Entre 2014 et 2024, la pauvreté multidimensionnelle a significativement diminué au Maroc, selon une récente étude du Haut-Commissariat au Plan (HCP). Toutefois, ce progrès reste marqué par d’importantes inégalités territoriales, le phénomène continuant de toucher principalement les zones rurales, écrit le magazine Challenge.
À l’échelle nationale, la proportion de la population en situation de pauvreté est passée de 11,9% à 6,8%, soit une baisse de près de 5 points. En chiffres absolus, cela représente une réduction de près de 4 millions à 2,5 millions de personnes concernées, selon les données issues de l’étude intitulée «Cartographie de la pauvreté multidimensionnelle: paysage territorial et dynamique».
L’intensité de la pauvreté, calculée sur la base des privations moyennes subies par les pauvres, a également légèrement reculé, passant de 38,1% à 36,7%. En combinant cette baisse à celle du taux de pauvreté, l’indice de pauvreté multidimensionnelle a presque été divisé par deux sur la décennie, passant de 4,5% à 2,5%, lit-on.
Le HCP a privilégié cette approche multidimensionnelle car elle permet une lecture plus complète de la réalité sociale que la seule mesure monétaire de la pauvreté.

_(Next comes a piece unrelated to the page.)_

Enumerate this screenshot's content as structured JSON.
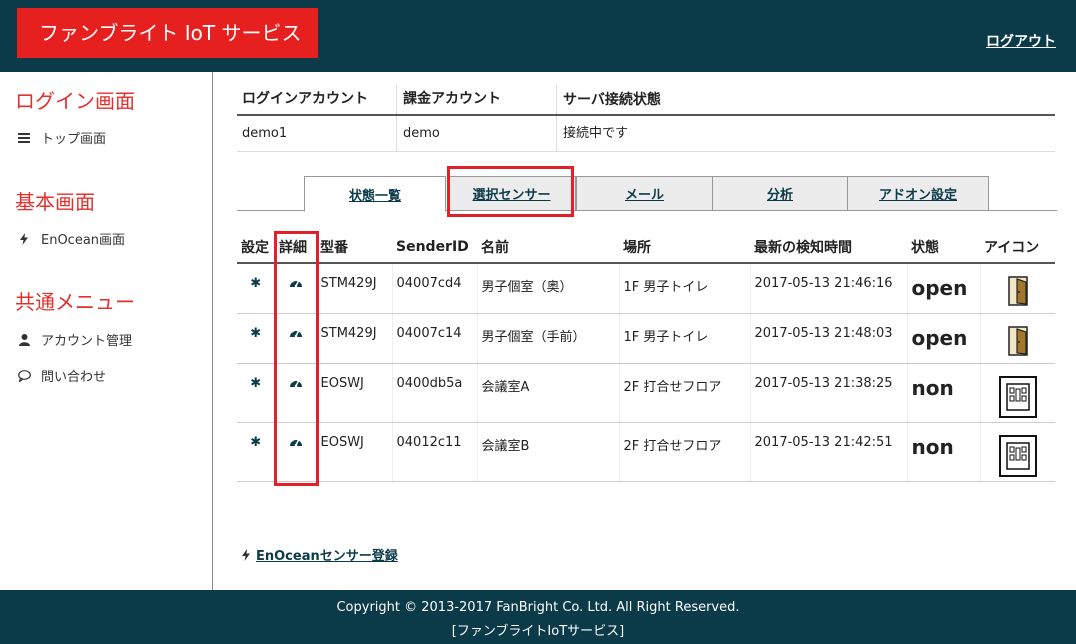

En effet, cette dernière se limite à l’analyse des dépenses des ménages et ignore des aspects essentiels comme l’accès à l’éducation, aux soins de santé, au logement ou aux services de base. L’approche multidimensionnelle, elle, s’appuie sur trois dimensions fondamentales – éducation, santé, et conditions de vie – toutes pondérées de manière équivalente.
L’étude révèle néanmoins que les écarts territoriaux restent préoccupants. En 2024, près de 72% des personnes pauvres résident encore en milieu rural, contre 79% en 2014. Bien que le taux de pauvreté rurale ait reculé de 23,6% à 13,1%, il demeure largement supérieur à celui des zones urbaines, resté stable autour de 3%.
Le taux de vulnérabilité – c’est-à-dire la proportion de la population exposée à des privations modérées (entre 20% et 33% des indicateurs retenus) – a lui aussi baissé, de 11,7% à 8,1%. Ce recul laisse toutefois subsister une population vulnérable de près de trois millions de personnes, dont 82% vivent en milieu rural, soulignant un risque de rechute élevé, lit-on encore.
Toutes les régions du Royaume ont enregistré une amélioration au cours de la décennie. Les plus fortes baisses ont été observées dans les zones historiquement les plus touchées: Marrakech-Safi (-7,9 points), Béni Mellal-Khénifra (-7,5), Tanger-Tétouan-Al Hoceïma (-6,8) et Drâa-Tafilalet (-6,7). En revanche, les régions du Sud et les grandes métropoles comme Casablanca-Settat (-2,4) ou Rabat-Salé-Kénitra (-3,4) ont connu des progrès plus modestes, les niveaux de pauvreté y étant déjà relativement faibles en 2014.